A study estimates a persistent price discount of about 8%, which shows no signs of vanishing five years after the hurricane
New York City homes that were in the flood zone during Hurricane Sandy saw negative impacts on their price trajectories, and five years on, the persistent price discount shows no signs of vanishing, according to professors from Queens College of the City University of New York.
Economics professors Francesc Ortega and Suleyman Taspinar analyzed Sandy-related impacts on New York City housing prices by looking at sales data from 2003 to 2017 and FEMA data on building damage caused by the hurricane.
While housing values were essentially the same for properties in the flood zone and those elsewhere prior to Sandy, the researchers found robust evidence of a negative hurricane-related impact on the price trajectories of flood-zone homes starting in the quarter immediately after hurricane Sandy. The study estimated a persistent price discount of about 8%, which showed no signs of vanishing five years after the hurricane.
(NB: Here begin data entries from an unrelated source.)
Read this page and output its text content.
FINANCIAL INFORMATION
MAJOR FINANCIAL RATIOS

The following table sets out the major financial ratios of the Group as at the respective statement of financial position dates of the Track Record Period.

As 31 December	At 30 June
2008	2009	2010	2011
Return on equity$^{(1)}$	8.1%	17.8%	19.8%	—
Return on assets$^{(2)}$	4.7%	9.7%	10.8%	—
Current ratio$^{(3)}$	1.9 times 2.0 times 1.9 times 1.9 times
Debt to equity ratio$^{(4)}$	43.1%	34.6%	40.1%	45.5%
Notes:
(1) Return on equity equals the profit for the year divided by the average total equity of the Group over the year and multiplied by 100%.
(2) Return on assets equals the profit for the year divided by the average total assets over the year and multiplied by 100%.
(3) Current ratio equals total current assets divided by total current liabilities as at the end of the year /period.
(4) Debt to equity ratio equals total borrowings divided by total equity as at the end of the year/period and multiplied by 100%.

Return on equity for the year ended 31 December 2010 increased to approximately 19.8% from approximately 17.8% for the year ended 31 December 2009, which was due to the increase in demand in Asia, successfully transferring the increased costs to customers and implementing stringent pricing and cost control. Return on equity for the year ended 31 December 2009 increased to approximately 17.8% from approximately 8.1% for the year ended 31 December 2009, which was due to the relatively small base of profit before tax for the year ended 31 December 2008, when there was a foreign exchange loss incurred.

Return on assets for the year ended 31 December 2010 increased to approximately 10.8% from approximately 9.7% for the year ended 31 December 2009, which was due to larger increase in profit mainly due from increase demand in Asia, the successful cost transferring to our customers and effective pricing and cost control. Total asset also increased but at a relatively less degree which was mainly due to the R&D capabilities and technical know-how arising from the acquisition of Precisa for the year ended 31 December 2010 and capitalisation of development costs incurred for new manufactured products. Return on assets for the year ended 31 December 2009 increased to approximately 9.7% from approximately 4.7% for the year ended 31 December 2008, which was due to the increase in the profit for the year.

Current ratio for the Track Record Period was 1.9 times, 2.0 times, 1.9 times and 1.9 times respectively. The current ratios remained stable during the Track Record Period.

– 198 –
The study’s findings compare to past research that found the homebuyer response to flooding risks to be short-lived. Although regional risk to hurricanes or flooding is consistent from year to year, homebuyers usually consider the risks immediately after a catastrophic event. The effects, however, very often vanish completely within five years.
Additionally, the researchers found that the price trend for flood-zone properties was influenced by whether they were damaged during the storm. For Hurricane Sandy, damaged properties saw an immediate price drop of more than 15%. Prices for these properties partially recovered probably due to repairs and gradual restoration. In contrast, flood-zone properties that were not damaged saw a gradual decline in their value. By 2017, the price discount on these flood-zone properties appears to converge to the same discount as properties that had suffered damage during the storm.